İnsanlık tarihi birçok dönem geçirmiştir. Çağ açıldı kapandı, sanayi devrimleri yapıldı, inkılaplar yapıldı bu kadar zaman içerisinde insanların karakterleri yaşayış tarzı da değişti.
Zaman içerisinde gelişen sanayi insan kaynağına olan ihtiyacı arttırdı ve insan kaynakların ilk evresi olan personel yönetimi ile daha sonra günümüzde ki haline yani insan kaynakları yönetimini doğurdu.
İnsan kaynakları departmanı her zaman değişken olmuştur. Bu değişkenlik personele yaklaşımı da zamanla insanı bir makine olarak görmekten de kurtarmıştır. İnsan kaynaklarının ilk tarihlerine bakarsak o dönemde ki yöneticilerin çalışanlara yaklaşımı reaktif olmuştur. Gelin reaktif yaklaşım nedir inceleyelim.
Reaktif yaklaşım genellikle başkalarına tepki gösterirler. Kişiler ile sadece ihtiyacı olduğu zaman iletişime geçerler ve spontane ve monoton bir yönetim anlayışını benimserler. Reaktif yaklaşımı yöneticilerin kullanma sebebi ise verilen yetkilerin kendi alt çalışanları için sanki bir üstünlük taşıyormuş gibi gördüklerinden bu yönetim anlayışı ortaya çıkar.
Reaktif yaklaşım hala günümüzde bazı İK departmanı yöneticilerinde görülmekte. Bu tarz yönetim anlayışı gösteren işletmeler personelini elinde tutamazlar ve her zaman hatayı başkalarında ararlar. Halbuki insan bir cevherdir. Bunu nasıl değerlendireceklerini bilemezler.
Proaktif ise daha çağdaş bir yaklaşımdır. Günümüzde birçok işletme insan kaynağına eskisinden daha çok değer verdikleri için yöneticilerin çoğu bu yaklaşımı benimsemekte ve ellerinden geldiğince değişimi kendilerine adapte etmek zorundadırlar. Proaktiflik tanımı olarak şunu diyebiliriz. “olay gerçekleşmeden bile hazırlanmak” anlamına gelir. Tırnak içinde ki cümleden de anlayacağınız üzere proaktif yaklaşım durumları öngörmeyi hedefler ve geleceğe yatırım yapar.
Reaktif ve proaktiflik ile yönetilen departmanları anlamanız çok basittir. Proaktif departmanlar olayları ölçüp biçip önceden tahmin edebilmeyi ve kazanımları arttırmak için çalışmalar yapmayı hedefler. Reaktiflik ise tam tersi, etkisini en aza indirmek ve olaylardan yararlanmak için olayların olmasını beklemektir.

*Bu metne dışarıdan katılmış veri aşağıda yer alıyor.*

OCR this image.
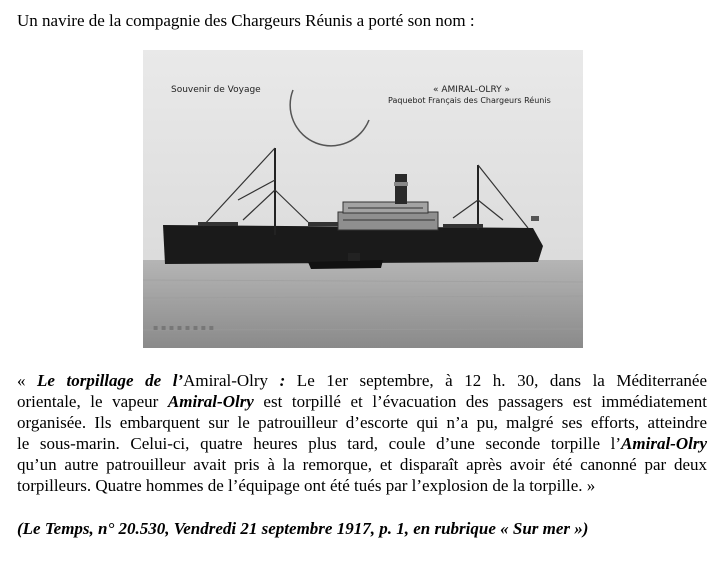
Un navire de la compagnie des Chargeurs Réunis a porté son nom :
▪ ▪ ▪ ▪ ▪ ▪ ▪ ▪
Souvenir de Voyage	« AMIRAL-OLRY »
Paquebot Français des Chargeurs Réunis
« Le torpillage de l’Amiral-Olry : Le 1er septembre, à 12 h. 30, dans la Méditerranée
orientale, le vapeur Amiral-Olry est torpillé et l’évacuation des passagers est immédiatement
organisée. Ils embarquent sur le patrouilleur d’escorte qui n’a pu, malgré ses efforts, atteindre
le sous-marin. Celui-ci, quatre heures plus tard, coule d’une seconde torpille l’Amiral-Olry
qu’un autre patrouilleur avait pris à la remorque, et disparaît après avoir été canonné par deux
torpilleurs. Quatre hommes de l’équipage ont été tués par l’explosion de la torpille. »
(Le Temps, n° 20.530, Vendredi 21 septembre 1917, p. 1, en rubrique « Sur mer »)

Reaktiflik geleneksel yaklaşımları benimser, proaktif olmak ise çağdaş yönetim anlayışını benimser.
İnsan kaynakları yöneticileri adayları olarak bizler her zaman gelişime ve geliştirmeye açık olmalıyız.
Unutmayalım ki “değişim insanın kendisini geliştirmesi her gün adım adım gerçekleşen, yavaş bir süreçtir.”